There were some stacks of bricks, and we used them to sit on.

“It’ll have to heat to a very high temperature,” Terry said. “When it does, she’ll burn hot and rapidly. Her body will turn to ash, bones and all.”

I don’t know how long we waited there, but I know I was nervous the whole time. I kept expecting the constable and those mean old former kin of mine to burst in on us, but they didn’t.

Finally, Terry stood up and pulled on his gloves, which he had stuck in his belt, and opened the door; the flame inside was twisting and rolling. Using gloves and the shovels, we lifted the tarp with May Lynn’s body folded inside it, along with the broken-off arm and the dark part we didn’t know, out of the wheelbarrow. Together we carried the tarp to the open beehive, stuck the corpse in at the feet, and shoved. The flames went to work immediately. They licked at the tarp like they was hungry. Terry slammed the door. He looked at us. His face was popped up with sweat balls from the fire, and he looked like he was barely there with us.

“Someone ought to say something,” he said.

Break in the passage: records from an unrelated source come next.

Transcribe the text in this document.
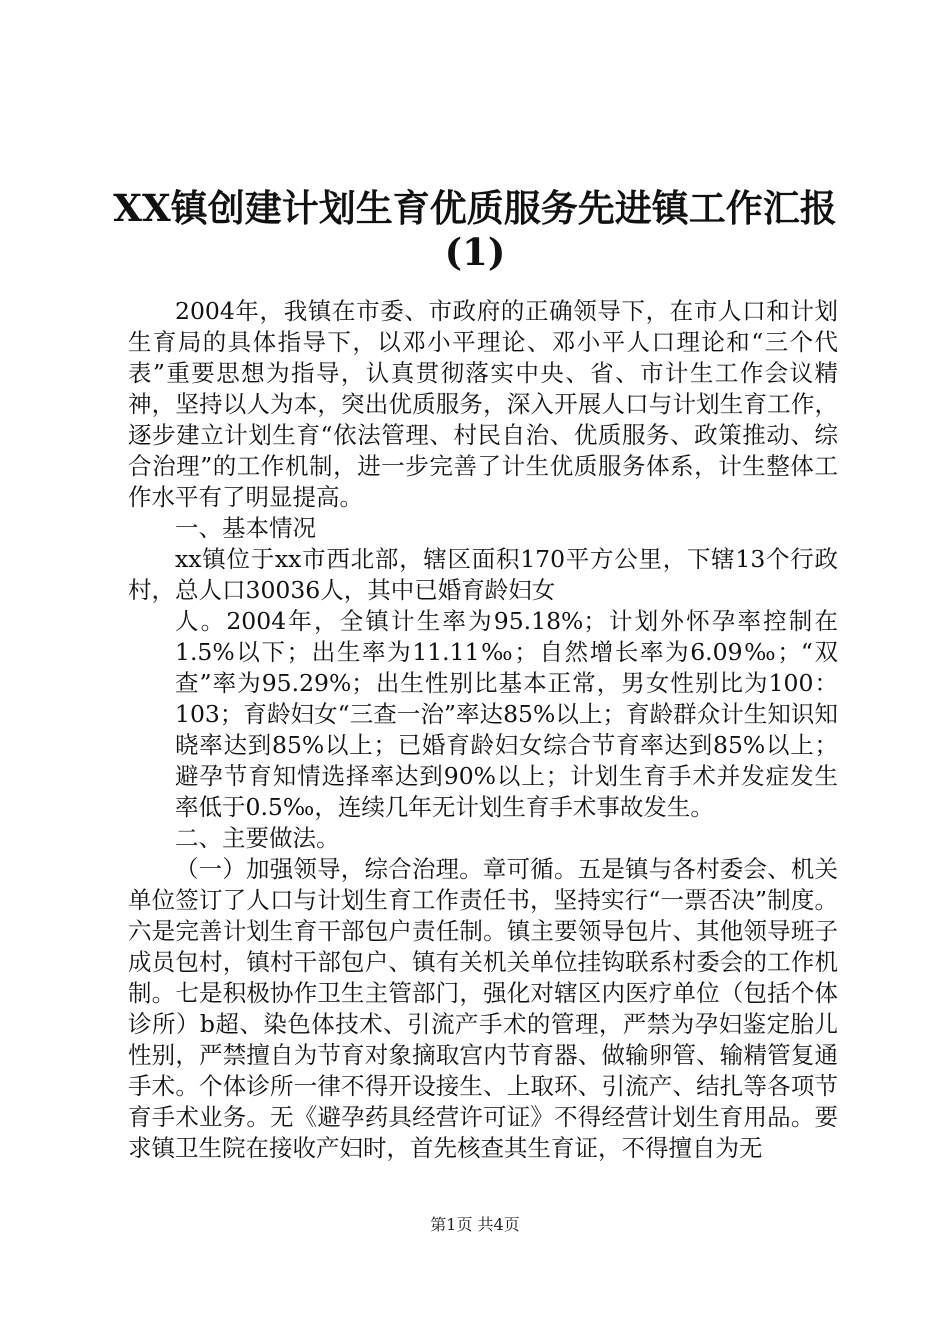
XX镇创建计划生育优质服务先进镇工作汇报
(1)

2004年，我镇在市委、市政府的正确领导下，在市人口和计划生育局的具体指导下，以邓小平理论、邓小平人口理论和“三个代表”重要思想为指导，认真贯彻落实中央、省、市计生工作会议精神，坚持以人为本，突出优质服务，深入开展人口与计划生育工作，逐步建立计划生育“依法管理、村民自治、优质服务、政策推动、综合治理”的工作机制，进一步完善了计生优质服务体系，计生整体工作水平有了明显提高。

一、基本情况

xx镇位于xx市西北部，辖区面积170平方公里，下辖13个行政村，总人口30036人，其中已婚育龄妇女

人。2004年，全镇计生率为95.18%；计划外怀孕率控制在1.5%以下；出生率为11.11‰；自然增长率为6.09‰；“双查”率为95.29%；出生性别比基本正常，男女性别比为100：103；育龄妇女“三查一治”率达85%以上；育龄群众计生知识知晓率达到85%以上；已婚育龄妇女综合节育率达到85%以上；避孕节育知情选择率达到90%以上；计划生育手术并发症发生率低于0.5‰，连续几年无计划生育手术事故发生。

二、主要做法。

（一）加强领导，综合治理。章可循。五是镇与各村委会、机关单位签订了人口与计划生育工作责任书，坚持实行“一票否决”制度。六是完善计划生育干部包户责任制。镇主要领导包片、其他领导班子成员包村，镇村干部包户、镇有关机关单位挂钩联系村委会的工作机制。七是积极协作卫生主管部门，强化对辖区内医疗单位（包括个体诊所）b超、染色体技术、引流产手术的管理，严禁为孕妇鉴定胎儿性别，严禁擅自为节育对象摘取宫内节育器、做输卵管、输精管复通手术。个体诊所一律不得开设接生、上取环、引流产、结扎等各项节育手术业务。无《避孕药具经营许可证》不得经营计划生育用品。要求镇卫生院在接收产妇时，首先核查其生育证，不得擅自为无

第1页 共4页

“I’m sorry it’s so hot in there,” Jinx said.

“Something else.”

“Goodbye, May Lynn,” I said. “You’ve been a good friend up until we didn’t see you much anymore, and maybe you had your reasons for that. And we thank you for the map and the stolen money, which has shown us a way to go. I hope you wasn’t hurt too long before you died. I hope it was quick.”

“I hope so, too,” Terry said, and made a choking sound. “You’re going to Hollywood, May Lynn.”

We pushed the wheelbarrow back to the graveyard and covered up May Lynn’s grave with the shovels. We loaded our supplies on the wheelbarrow, along with the shovels, and left. The graveyard was on the way to the river bottoms, so it had been best to leave the stuff there, and Terry, on one of his early trips, had put the bag of money in a lard bucket and buried it near May Lynn’s grave. He dug it up and we loaded it and the rest of the stuff on the wheelbarrow, right next to a small sealed cardboard box we had taken from the brick company and put May Lynn’s ashes in.

We headed out, and when we got into the woods, close to where our boat was, which was also close to where Mama was, I laid it on them.

“Mama not only told me about Cletus coming to the house, she’s going with us.”

“Say what?” Jinx said.

By that time, we were coming down a little rise, and they could see Mama sitting there in the moonlight on the log. She turned and looked at us and our squeaking wheelbarrow.

“Wasn’t you the one talking about a yellow dog and a goat?” Jinx said.

“She ain’t neither,” I said.

“No,” she said. “But there sure is a right smart lot of us now.”

After we loaded the boat and pushed the wheelbarrow off into the Sabine, Terry cut three long poles with a hatchet he had in his bag. We stretched the poles across the boat so that they stuck out long on either end, then we got in and Jinx held them in place while me and Terry paddled downriver to the raft. Mama used the can to bail out water.